Un patrimonio da difendere e sfruttare

 di Marco Tabellione

 

La bellezza dell’Abruzzo, il carattere selvaggio e spettacolare della sua natura, l’aspetto incontaminato di tante zone dell’entroterra danno vita ad un patrimonio naturalistico, ma anche culturale e architettonico, unico in tutta Europa. Si tratta di una ricchezza che purtroppo in gran parte resta sconosciuta, e che andrebbe valorizzata e propagandata, oltre che ovviamente difesa. Un tesoro che avrebbe potuto dare vita ad una economia turistica in grado di sfruttare le bellezze della montagna e della collina però nello stesso tempo preservandole, come accaduto in regioni da questo punto di vista all’avanguardia, come ad esempio il Trentino o la Toscana.

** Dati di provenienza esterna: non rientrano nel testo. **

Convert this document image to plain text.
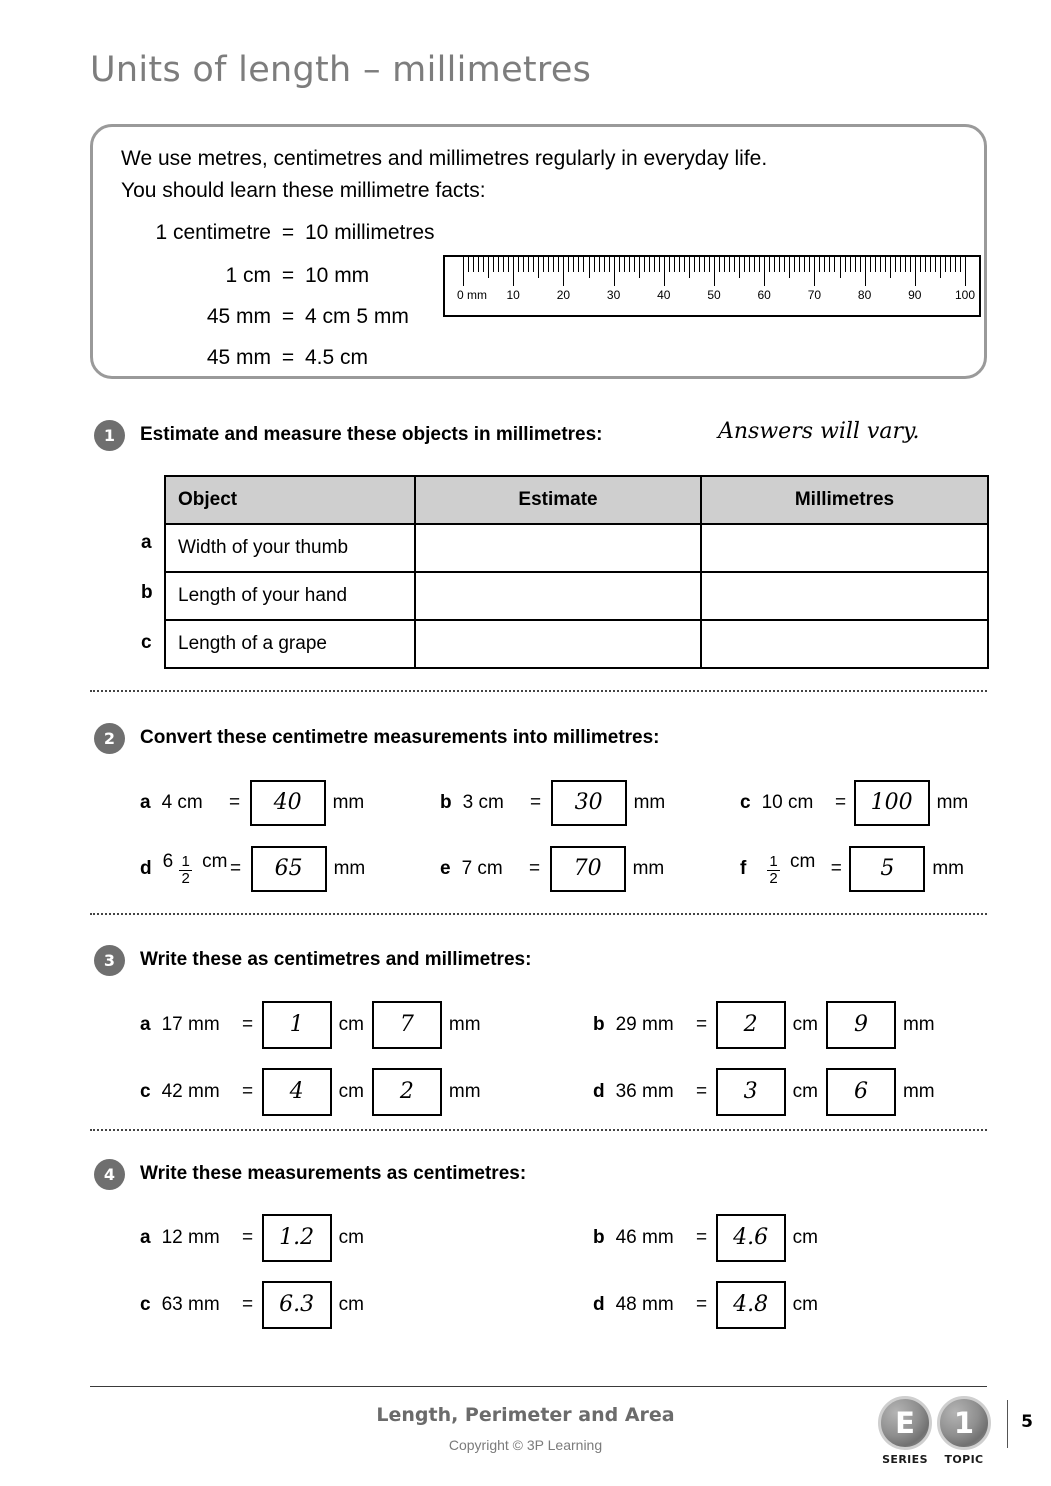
Units of length – millimetres
We use metres, centimetres and millimetres regularly in everyday life.
You should learn these millimetre facts:
1 centimetre = 10 millimetres
1 cm = 10 mm
45 mm = 4 cm 5 mm
45 mm = 4.5 cm
0 mm 10	20	30	40	50	60	70	80	90	100
1	Estimate and measure these objects in millimetres:	Answers will vary.
a
b
c
Object	Estimate	Millimetres
Width of your thumb		
Length of your hand		
Length of a grape		
2	Convert these centimetre measurements into millimetres:
a 4 cm	=	40	mm	b 3 cm	=	30	mm	c 10 cm	=	100	mm
d $6 \frac{1}{2}$ cm =	65	mm	e 7 cm	=	70	mm	f $\frac{1}{2}$ cm =	5	mm
3	Write these as centimetres and millimetres:
a 17 mm	=	1	cm	7	mm	b 29 mm	=	2	cm	9	mm
c 42 mm	=	4	cm	2	mm	d 36 mm	=	3	cm	6	mm
4	Write these measurements as centimetres:
a 12 mm	=	1.2	cm	b 46 mm	=	4.6	cm
c 63 mm	=	6.3	cm	d 48 mm	=	4.8	cm
Length, Perimeter and Area
Copyright © 3P Learning
E
SERIES
1
TOPIC
5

Ma piuttosto che recriminare su quanto non è stato fatto, vediamo se è possibile prospettare, almeno solo a livello teorico, la possibilità di mirare davvero ad una forma espansa di economia sostenibile che in Abruzzo faccia leva sulla bellezza naturalistica. Ricordando inoltre che per godere di queste meraviglie naturali non occorre sempre inoltrarsi fino alle montagne abruzzesi, che pur rappresentano scorci tra i più belli dell’Appennino e in alcuni casi, come per il Gran Sasso, paragonabili a quelli alpini. Perché, in effetti basta prendere una bicicletta, fare una decina di chilometri verso l’interno, magari partendo dalla costa e dunque anche da Montesilvano, per incontrare paradisi insospettati.

Si tratta di profili collinari, panorami tipicamente agricoli che si stagliano verso le montagne, e offrono angoli di incanto e libertà. E anche qui forse c’è da rimpiangere il non fatto, nonostante molti percorsi organizzati e attrezzati che fanno leva sul vino o sull’olio e che avrebbero potuto dare maggior risalto anche alla parte pedemontana dell’Abruzzo interno. Per non parlare dell’agriturismo che, nonostante le molteplici aziende nate, spesso si limita esclusivamente a forme di ristorazione. Ecco, anche in questo caso si nota lo stesso destino del turismo montano, quello più vicino ai parchi, cioè un destino di dimenticanza, e di successo forse solo in casi singoli. E allora che fare? Recriminare oppure cercare di lanciare idee, progetti, proposte?

Credo che intanto il ruolo che si può svolgere sia quello divulgativo, sia quello di propagandare anche ai residenti abruzzesi una bellezza collinare e montana che è sicuramente una delle più ricche d’Italia. Occorre far conoscere le meraviglie dell’Abruzzo a cominciare, come detto, dagli abruzzesi, moltiplicare gli sforzi per portare a tutti le immagini dell’interno collinare, propagandarle su riviste, tv, web, e collaborare con quelle riviste, come D’Abruzzo ad esempio, che da decine di anni svolgono questa funzione dispensatrice. E poi portare all’esterno queste bellezze, moltiplicare la propaganda sulla rete e renderla nazionale, europea, mondiale.

Ricordo che parecchi anni fa ebbi la possibilità di intervistare due turisti triestini che dopo una vacanza in Abruzzo in una lettera al direttore di una celebre rivista avevano mostrato la loro sorpresa per la scoperta che avevano fatto della bellezza dell’Abruzzo montano e collinare, ma nello stesso tempo avevano deprecato la mancanza di conoscenza di una delle aree a loro parere più bella dell’Europa. Mi chiedo perché a distanza di decenni la situazione a livello di conoscenza e divulgazione delle ricchezze d’Abruzzo sia rimasta la stessa.

Tuttavia forse è naturale che sia così, e cioè che quello dell’Abruzzo dell’interno soprattutto collinare e montano sia per forza di cose un turismo elitario, un turismo per pochi, soprattutto poi se si decide di usare la bicicletta come mezzo di trasporto. L’arrembaggio delle grandi masse forse proprio non si addice a luoghi e paesi che traggono la loro forza proprio da ciò che massificato non è, da ciò che continua a tenersi lontano dai grandi numeri, dalle grandi quantità, per conservare però una qualità indubitabile sia a livello di prodotti tipici della gastronomia sia per monumenti che il passato ha saputo conservare sia per riti e tradizioni che appartengono ad una cultura, quella contadino-arcaica che è sì tramontata, ma i cui effetti in termini di civiltà continuano a farsi sentire.